Wenn Mareike Bresser und Ayten Kumtepe zusammenkommen, gehen sie erst mal die gemeinsamen Bekannten durch: Welcher Professor unterrichtet noch, was ist aus dem und dem Assistenten geworden? Welche Seminar-Scheine sind jetzt angesagt? Mareike hat vor fünf Jahren ihr Studium an der Universität Essen abgeschlossen und seitdem den Kontakt zur alten Alma Mater immer wieder vermisst. Ayten studiert dort im 9. Semester Bauingenieurwissenschaften. Seit dem Sommer sind die beiden ein Paar. Die große Blondine ist die Erfahrene, sie hat es geschafft, und die zierliche Brünette darf ihr Löcher in den Bauch fragen.

35 solcher Paare aus je einer Mentorin und einer Mentee haben sich an der Universität Essen zusammengefunden. Das MEDUSE genannte Frauenförderprogramm gibt es seit 1999, und es umfasst alle Fachrichtungen. Im Sommer diesen Jahres wurde es auf Studentinnen aus Einwandererfamilien ausgeweitet. Die 13 Betreuten stammen aus der Türkei, Griechenland und dem ehemaligen Jugoslawien. Die Betreuerinnen sind größtenteils Deutsche.

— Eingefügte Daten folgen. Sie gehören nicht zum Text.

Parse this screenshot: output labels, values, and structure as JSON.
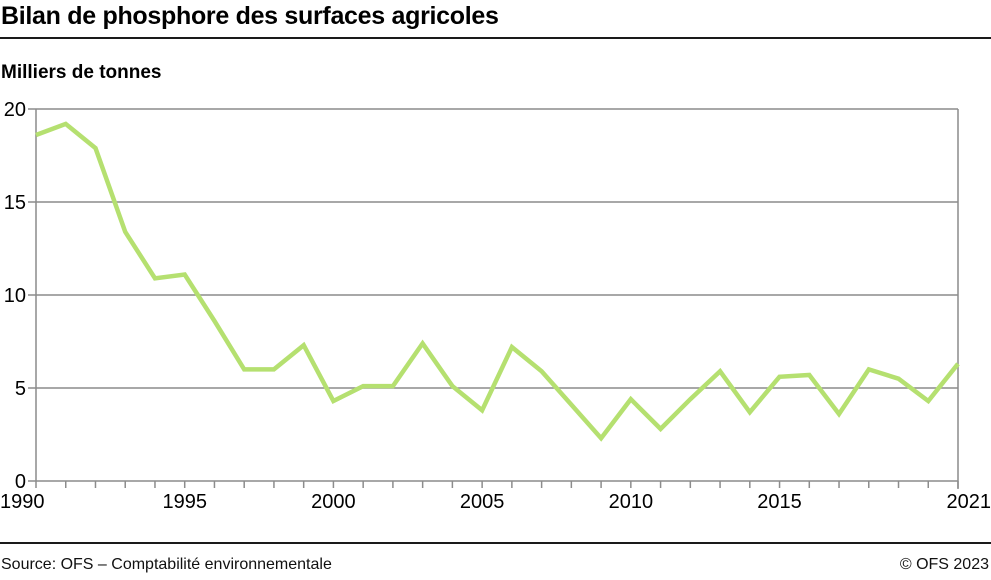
{
  "header": {
    "title": "Bilan de phosphore des surfaces agricoles",
    "unit_label": "Milliers de tonnes"
  },
  "footer": {
    "source": "Source: OFS – Comptabilité environnementale",
    "copyright": "© OFS 2023"
  },
  "colors": {
    "line": "#b5e070",
    "grid": "#8c8c8c",
    "axis": "#8c8c8c",
    "text": "#000000"
  },
  "chart_data": {
    "type": "line",
    "title": "Bilan de phosphore des surfaces agricoles",
    "subtitle": "",
    "xlabel": "",
    "ylabel": "Milliers de tonnes",
    "x": [
      1990,
      1991,
      1992,
      1993,
      1994,
      1995,
      1996,
      1997,
      1998,
      1999,
      2000,
      2001,
      2002,
      2003,
      2004,
      2005,
      2006,
      2007,
      2008,
      2009,
      2010,
      2011,
      2012,
      2013,
      2014,
      2015,
      2016,
      2017,
      2018,
      2019,
      2020,
      2021
    ],
    "series": [
      {
        "name": "Bilan de phosphore",
        "values": [
          18.6,
          19.2,
          17.9,
          13.4,
          10.9,
          11.1,
          8.6,
          6.0,
          6.0,
          7.3,
          4.3,
          5.1,
          5.1,
          7.4,
          5.1,
          3.8,
          7.2,
          5.9,
          4.1,
          2.3,
          4.4,
          2.8,
          4.4,
          5.9,
          3.7,
          5.6,
          5.7,
          3.6,
          6.0,
          5.5,
          4.3,
          6.3
        ]
      }
    ],
    "x_tick_labels": [
      "1990",
      "1995",
      "2000",
      "2005",
      "2010",
      "2015",
      "2021"
    ],
    "y_tick_labels": [
      "0",
      "5",
      "10",
      "15",
      "20"
    ],
    "xlim": [
      1990,
      2021
    ],
    "ylim": [
      0,
      20
    ],
    "grid": true,
    "legend": null
  }
}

Für die Studentin Kumtepe war ihre türkische Herkunft nicht der Grund, am Projekt teilzunehmen. Benachteiligt hat sich die Duisburgerin mit akzentfreiem Deutsch nie gefühlt. Mentees mit Kopftuch - solche gibt es auch, - würden sicherlich größere Schwierigkeiten haben, vermutet sie. Ihr jedoch lag es viel mehr daran, eine Frau zu sein - in einem Beruf, in dem meist Männer arbeiten. Vorbilder für den Berufsweg findet sie in der eigenen Familie keine. Ihr Vater ist ein einfacher Arbeiter, die Mutter verdient etwas dazu, die Geschwister sind jünger.

"Dieses Gefühl hatte ich nämlich auch!", sagt Mareike Bresser: "Jetzt sieht es eh so schlecht aus mit Jobs und darüber hinaus bin ich noch eine Frau! Was kann mir noch Schlimmeres passieren!" Die Haltung "bitte entschuldigen Sie, dass ich eine Frau bin" sei die falsche, erklärt sie ihrer Mentee. Ganz anders solle sie auftreten, nämlich: "Hoppla, hört mal her, ich bin eine Frau und bin Ingenieurin und habe ganz viele Vorteile den Männern gegenüber!"

Zu Beginn hatten beide Frauen Fragebögen ausgefüllt und wurden anhand dieser Profile zusammengeführt. Die Zusammenstellung passte auf Anhieb: Die beiden waren sich schnell sympathisch. Ohne dies würde eine Mentorin-Mentee-Beziehung auch nie funktionieren. Einmal im Monat treffen sie sich für ein paar Stunden oder besuchen gemeinsam die Veranstaltungen des Netzwerks. Zu Beginn hatten sie eine Liste mit Themen aufgestellt. Ayten wollte vor allem wissen, was es für Probleme bei den Bewerbungen gab, ob Mareike sich in ihrem Beruf überhaupt wohl fühlt, ob sie irgendwie benachteiligt wird. Mareike Bresser lässt sich gerne ausquetschen und profitiert doch selber vom Gespräch: "Die Probleme oder die Sorgen, die sie sich macht, sind wirklich 1:1 übertragen zu denen, die ich vor fünf Jahren hatte. Insofern ist es für mich ganz schön, einfach mal zu reflektieren, wo stehe ich jetzt, wo habe ich angefangen?"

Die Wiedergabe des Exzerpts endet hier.